Self hosting in 2022 is not exactly a walk in the park. Besides the obvious security risks of data loss/theft through exploits, you also have a challenge making anything as redundant as a cloud service.
Most major cloud services offer multi geographical redundancy, meaning if one data center completely vanishes (like the OVH fire), your data is safe in another data center, and hastily restoring redundancy to yet another data center.
You get versioning as well, i.e. OneDrive offers unlimited versions for 30 days, allowing you to roll back your entire account to a date 30 days in the past in case of malware attacks.
Add to that redundant hardware, power, internet, spare parts, physical access control, fire prevention and more.

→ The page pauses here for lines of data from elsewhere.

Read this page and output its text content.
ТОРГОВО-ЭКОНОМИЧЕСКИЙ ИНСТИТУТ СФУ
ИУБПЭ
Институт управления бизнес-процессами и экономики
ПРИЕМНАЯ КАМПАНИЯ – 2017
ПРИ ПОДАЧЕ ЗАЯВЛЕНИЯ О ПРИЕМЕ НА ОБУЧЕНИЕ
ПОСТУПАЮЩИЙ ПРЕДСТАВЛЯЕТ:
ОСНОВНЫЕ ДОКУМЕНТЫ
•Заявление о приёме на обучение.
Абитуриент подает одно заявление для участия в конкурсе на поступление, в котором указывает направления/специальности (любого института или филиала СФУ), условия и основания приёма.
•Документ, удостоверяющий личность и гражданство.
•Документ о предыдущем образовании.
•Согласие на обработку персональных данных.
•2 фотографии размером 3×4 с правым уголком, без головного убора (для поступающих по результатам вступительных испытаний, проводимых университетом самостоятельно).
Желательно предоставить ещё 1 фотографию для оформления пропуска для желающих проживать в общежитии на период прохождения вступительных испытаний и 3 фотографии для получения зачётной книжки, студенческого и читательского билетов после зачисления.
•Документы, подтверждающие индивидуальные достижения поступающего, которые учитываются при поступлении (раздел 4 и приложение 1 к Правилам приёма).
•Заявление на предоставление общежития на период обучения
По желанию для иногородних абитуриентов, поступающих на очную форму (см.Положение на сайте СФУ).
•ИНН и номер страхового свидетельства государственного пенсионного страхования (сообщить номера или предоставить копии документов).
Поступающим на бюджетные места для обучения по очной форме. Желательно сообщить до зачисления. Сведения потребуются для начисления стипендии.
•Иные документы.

On the other side of the fence, we have that old gaming PC that has been repurposed as a "home server", running Unraid, or slightly better TrueNAS in Raid-Z1, and not a backup in sight because "raid". Furthermore it probably hasn't been patched in months unless it defaults to auto updating.

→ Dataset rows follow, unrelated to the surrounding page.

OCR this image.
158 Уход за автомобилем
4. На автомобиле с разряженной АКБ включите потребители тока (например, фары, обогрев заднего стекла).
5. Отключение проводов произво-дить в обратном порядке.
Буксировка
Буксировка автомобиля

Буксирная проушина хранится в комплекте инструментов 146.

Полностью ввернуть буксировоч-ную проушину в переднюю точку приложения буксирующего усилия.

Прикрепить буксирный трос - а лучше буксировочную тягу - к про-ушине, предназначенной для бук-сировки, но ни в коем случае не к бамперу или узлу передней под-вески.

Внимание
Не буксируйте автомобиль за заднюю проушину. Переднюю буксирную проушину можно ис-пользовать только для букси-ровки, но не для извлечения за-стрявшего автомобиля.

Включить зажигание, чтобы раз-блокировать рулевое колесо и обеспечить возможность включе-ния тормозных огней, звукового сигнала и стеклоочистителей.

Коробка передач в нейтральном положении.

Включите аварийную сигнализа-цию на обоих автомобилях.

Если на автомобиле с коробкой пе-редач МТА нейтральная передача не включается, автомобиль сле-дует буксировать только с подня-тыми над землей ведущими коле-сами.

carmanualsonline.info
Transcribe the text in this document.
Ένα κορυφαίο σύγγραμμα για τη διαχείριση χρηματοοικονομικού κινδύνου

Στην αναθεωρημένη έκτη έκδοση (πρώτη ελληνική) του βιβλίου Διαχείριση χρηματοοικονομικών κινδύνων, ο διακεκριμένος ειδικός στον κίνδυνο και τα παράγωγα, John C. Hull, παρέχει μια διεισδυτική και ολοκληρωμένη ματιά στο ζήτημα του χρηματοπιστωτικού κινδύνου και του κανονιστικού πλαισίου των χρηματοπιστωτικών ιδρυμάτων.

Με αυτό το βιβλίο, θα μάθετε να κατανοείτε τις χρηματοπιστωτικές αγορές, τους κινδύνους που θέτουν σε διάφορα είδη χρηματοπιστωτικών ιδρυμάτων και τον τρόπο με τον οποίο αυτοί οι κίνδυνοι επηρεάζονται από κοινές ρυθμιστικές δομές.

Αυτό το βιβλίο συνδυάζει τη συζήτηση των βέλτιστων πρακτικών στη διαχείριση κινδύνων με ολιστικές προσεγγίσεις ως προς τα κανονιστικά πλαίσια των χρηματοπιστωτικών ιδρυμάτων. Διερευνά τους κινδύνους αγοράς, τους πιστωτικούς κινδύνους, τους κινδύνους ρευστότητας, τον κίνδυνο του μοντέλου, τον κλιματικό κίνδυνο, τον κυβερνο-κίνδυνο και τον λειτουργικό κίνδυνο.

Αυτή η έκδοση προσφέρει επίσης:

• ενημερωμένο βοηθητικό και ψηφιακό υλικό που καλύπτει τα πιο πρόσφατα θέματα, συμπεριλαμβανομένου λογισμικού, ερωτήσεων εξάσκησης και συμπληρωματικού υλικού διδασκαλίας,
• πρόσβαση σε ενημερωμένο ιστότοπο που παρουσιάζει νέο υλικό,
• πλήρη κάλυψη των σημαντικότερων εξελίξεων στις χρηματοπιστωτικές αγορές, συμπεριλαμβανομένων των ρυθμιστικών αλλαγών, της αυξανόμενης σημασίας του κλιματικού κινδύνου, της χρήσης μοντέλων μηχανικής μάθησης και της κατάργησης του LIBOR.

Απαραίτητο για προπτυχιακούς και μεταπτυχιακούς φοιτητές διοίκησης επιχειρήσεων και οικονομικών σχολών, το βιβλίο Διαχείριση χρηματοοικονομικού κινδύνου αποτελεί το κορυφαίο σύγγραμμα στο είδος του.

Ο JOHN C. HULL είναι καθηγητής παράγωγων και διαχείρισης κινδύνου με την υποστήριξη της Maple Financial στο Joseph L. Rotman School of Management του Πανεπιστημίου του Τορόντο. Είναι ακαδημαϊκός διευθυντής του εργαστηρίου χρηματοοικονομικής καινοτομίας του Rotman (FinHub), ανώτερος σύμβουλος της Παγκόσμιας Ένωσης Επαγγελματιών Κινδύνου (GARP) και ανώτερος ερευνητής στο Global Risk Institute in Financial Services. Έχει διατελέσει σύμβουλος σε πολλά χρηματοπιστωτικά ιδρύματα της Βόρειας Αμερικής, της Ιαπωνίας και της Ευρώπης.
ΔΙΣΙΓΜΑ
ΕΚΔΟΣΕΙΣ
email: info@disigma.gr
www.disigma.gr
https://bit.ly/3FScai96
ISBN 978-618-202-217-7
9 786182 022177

I'm well aware that there are people that are serious about self hosting (i used to be one), but the above repurposed gaming PC is what you'll get in A LOT of the cases.
And to top it all off, with electricity prices in Europe as they are right now, the cloud is cheaper than running your own hardware, except of course for multi TB storage. A 4 bay Synology consuming 45W costs about €18/month in electricity alone, and a 60W server costs €23.5/month.